DiffusionBlocks: Blockwise Training for Generative Models via
  Score-Based Diffusion

Summary

This paper talks about DiffusionBlocks, a new way to train big AI models by breaking the neural network into smaller parts called blocks. Each block is trained separately to remove noise step-by-step in a process called diffusion. This method uses less computer memory but still performs well on tasks like making images or understanding language.

What's the problem?

The problem is that training large neural networks all at once uses too much computer memory, which makes it hard for many people or machines to do the training. Traditional methods require all parts of the network to be trained together, causing big memory demands.

What's the solution?

The solution DiffusionBlocks provides is to split the network into independent blocks, each responsible for cleaning up noise at certain levels during the generation process.
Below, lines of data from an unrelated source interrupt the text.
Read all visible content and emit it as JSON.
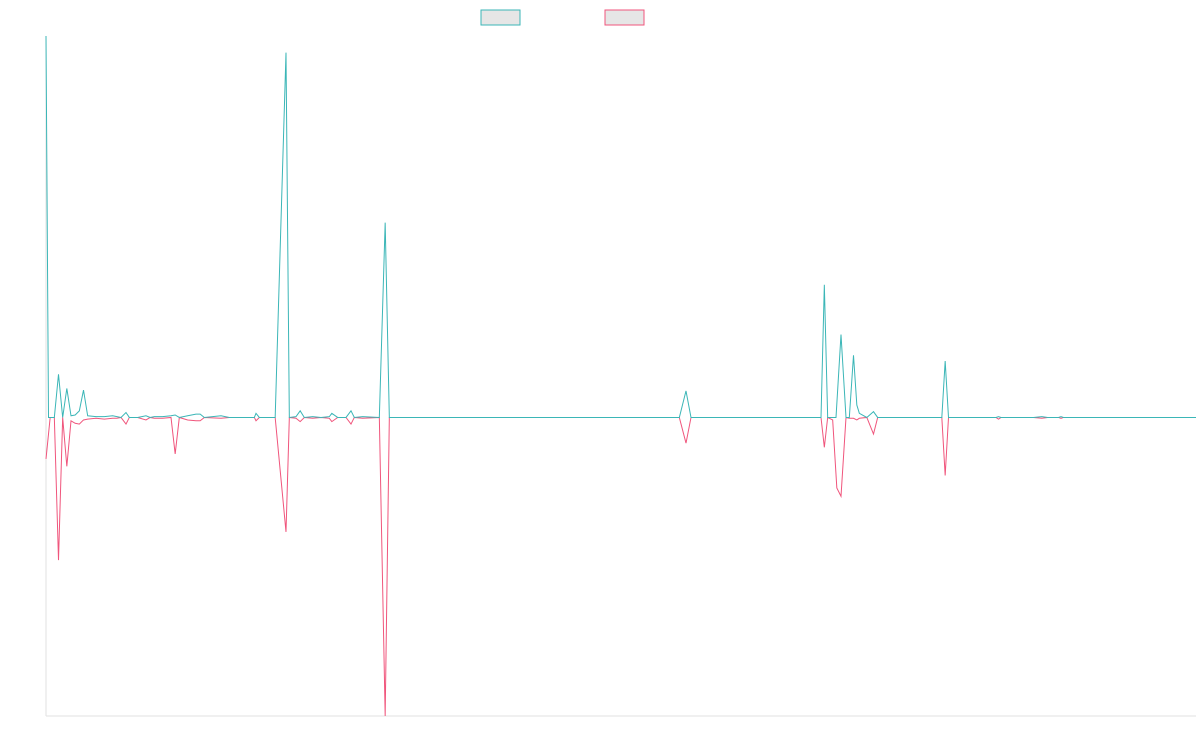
{
  "colors": {
    "series_a": "#3bb6b7",
    "series_b": "#f0557c",
    "legend_fill": "#e6e6e6",
    "axis": "#e2e2e2",
    "background": "#ffffff"
  },
  "chart_data": {
    "type": "line",
    "title": "",
    "xlabel": "",
    "ylabel": "",
    "grid": false,
    "legend_position": "top-center",
    "x_range": [
      0,
      138
    ],
    "ylim": [
      -36,
      46
    ],
    "series": [
      {
        "color": "#3bb6b7",
        "points": [
          [
            0,
            46
          ],
          [
            0.3,
            0
          ],
          [
            1,
            0
          ],
          [
            1.5,
            5.2
          ],
          [
            2,
            0
          ],
          [
            2.5,
            3.5
          ],
          [
            3,
            0.2
          ],
          [
            3.5,
            0.3
          ],
          [
            4,
            0.8
          ],
          [
            4.5,
            3.3
          ],
          [
            5,
            0.2
          ],
          [
            6,
            0.1
          ],
          [
            7,
            0.1
          ],
          [
            8,
            0.2
          ],
          [
            8.5,
            0.1
          ],
          [
            9,
            0
          ],
          [
            9.6,
            0.6
          ],
          [
            10,
            0
          ],
          [
            11,
            0
          ],
          [
            12,
            0.2
          ],
          [
            12.5,
            0
          ],
          [
            13,
            0.1
          ],
          [
            14,
            0.1
          ],
          [
            15,
            0.2
          ],
          [
            15.5,
            0.3
          ],
          [
            16,
            0
          ],
          [
            17,
            0.2
          ],
          [
            18,
            0.4
          ],
          [
            18.5,
            0.4
          ],
          [
            19,
            0
          ],
          [
            21,
            0.2
          ],
          [
            22,
            0
          ],
          [
            25,
            0
          ],
          [
            25.2,
            0.5
          ],
          [
            25.6,
            0
          ],
          [
            27.5,
            0
          ],
          [
            28.8,
            44
          ],
          [
            29.2,
            0
          ],
          [
            30,
            0.1
          ],
          [
            30.5,
            0.8
          ],
          [
            31,
            0
          ],
          [
            32,
            0.1
          ],
          [
            33,
            0
          ],
          [
            34,
            0.1
          ],
          [
            34.3,
            0.5
          ],
          [
            35,
            0
          ],
          [
            36,
            0
          ],
          [
            36.6,
            0.8
          ],
          [
            37,
            0
          ],
          [
            38,
            0.1
          ],
          [
            40,
            0
          ],
          [
            40.7,
            23.5
          ],
          [
            41.2,
            0
          ],
          [
            42,
            0
          ],
          [
            76,
            0
          ],
          [
            76.8,
            3.2
          ],
          [
            77.4,
            0
          ],
          [
            93,
            0
          ],
          [
            93.4,
            16
          ],
          [
            93.8,
            0
          ],
          [
            94.8,
            0
          ],
          [
            95.4,
            10
          ],
          [
            96,
            0
          ],
          [
            96.4,
            0
          ],
          [
            96.9,
            7.5
          ],
          [
            97.3,
            1.5
          ],
          [
            97.6,
            0.5
          ],
          [
            98.5,
            0
          ],
          [
            99.3,
            0.7
          ],
          [
            99.8,
            0
          ],
          [
            107.5,
            0
          ],
          [
            107.9,
            6.8
          ],
          [
            108.3,
            0
          ],
          [
            114,
            0
          ],
          [
            114.3,
            0.1
          ],
          [
            114.6,
            0
          ],
          [
            118.5,
            0
          ],
          [
            119.5,
            0.1
          ],
          [
            120.2,
            0
          ],
          [
            121.5,
            0
          ],
          [
            121.8,
            0.1
          ],
          [
            122.1,
            0
          ],
          [
            138,
            0
          ]
        ]
      },
      {
        "color": "#f0557c",
        "points": [
          [
            0,
            -5
          ],
          [
            0.5,
            0
          ],
          [
            1,
            0
          ],
          [
            1.5,
            -17.2
          ],
          [
            2,
            0
          ],
          [
            2.5,
            -5.9
          ],
          [
            3,
            -0.4
          ],
          [
            3.5,
            -0.7
          ],
          [
            4,
            -0.8
          ],
          [
            4.5,
            -0.3
          ],
          [
            5,
            -0.2
          ],
          [
            6,
            -0.1
          ],
          [
            7,
            -0.2
          ],
          [
            8,
            -0.1
          ],
          [
            8.5,
            -0.1
          ],
          [
            9,
            0
          ],
          [
            9.6,
            -0.8
          ],
          [
            10,
            0
          ],
          [
            11,
            0
          ],
          [
            12,
            -0.3
          ],
          [
            12.5,
            0
          ],
          [
            13,
            -0.1
          ],
          [
            14,
            -0.1
          ],
          [
            15,
            0
          ],
          [
            15.5,
            -4.4
          ],
          [
            16,
            0
          ],
          [
            17,
            -0.3
          ],
          [
            18,
            -0.4
          ],
          [
            18.5,
            -0.4
          ],
          [
            19,
            0
          ],
          [
            21,
            -0.1
          ],
          [
            22,
            0
          ],
          [
            25,
            0
          ],
          [
            25.2,
            -0.4
          ],
          [
            25.6,
            0
          ],
          [
            27.5,
            0
          ],
          [
            28.8,
            -13.8
          ],
          [
            29.2,
            0
          ],
          [
            30,
            -0.1
          ],
          [
            30.5,
            -0.5
          ],
          [
            31,
            0
          ],
          [
            32,
            -0.1
          ],
          [
            33,
            0
          ],
          [
            34,
            -0.1
          ],
          [
            34.3,
            -0.5
          ],
          [
            35,
            0
          ],
          [
            36,
            0
          ],
          [
            36.6,
            -0.8
          ],
          [
            37,
            0
          ],
          [
            38,
            -0.1
          ],
          [
            40,
            0
          ],
          [
            40.7,
            -36
          ],
          [
            41.2,
            0
          ],
          [
            42,
            0
          ],
          [
            76,
            0
          ],
          [
            76.8,
            -3.1
          ],
          [
            77.4,
            0
          ],
          [
            93,
            0
          ],
          [
            93.4,
            -3.6
          ],
          [
            93.8,
            0
          ],
          [
            94.4,
            -0.3
          ],
          [
            94.9,
            -8.5
          ],
          [
            95.4,
            -9.5
          ],
          [
            96,
            0
          ],
          [
            96.4,
            -0.1
          ],
          [
            96.9,
            -0.1
          ],
          [
            97.3,
            -0.3
          ],
          [
            97.6,
            -0.1
          ],
          [
            98.5,
            0
          ],
          [
            99.3,
            -2
          ],
          [
            99.8,
            0
          ],
          [
            107.5,
            0
          ],
          [
            107.9,
            -7
          ],
          [
            108.3,
            0
          ],
          [
            114,
            0
          ],
          [
            114.3,
            -0.2
          ],
          [
            114.6,
            0
          ],
          [
            118.5,
            0
          ],
          [
            119.5,
            -0.1
          ],
          [
            120.2,
            0
          ],
          [
            121.5,
            0
          ],
          [
            121.8,
            -0.1
          ],
          [
            122.1,
            0
          ],
          [
            138,
            0
          ]
        ]
      }
    ]
  }
}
By training each block on its own without needing information from other blocks at the same time, this approach saves memory and makes training more efficient. The paper also uses a smart way to assign noise levels to blocks so that each block faces a balanced learning task.

Why it matters?

This matters because it makes training large AI models more accessible and less expensive by reducing the memory needed. It allows researchers and developers with limited resources to work on powerful generative models, advancing AI in making images, language, and more, and potentially speeding up how fast these models can be trained and used.

Abstract

A novel training framework called DiffusionBlocks optimizes neural network blocks as denoising operations in a diffusion process, achieving memory efficiency and competitive performance in generative tasks.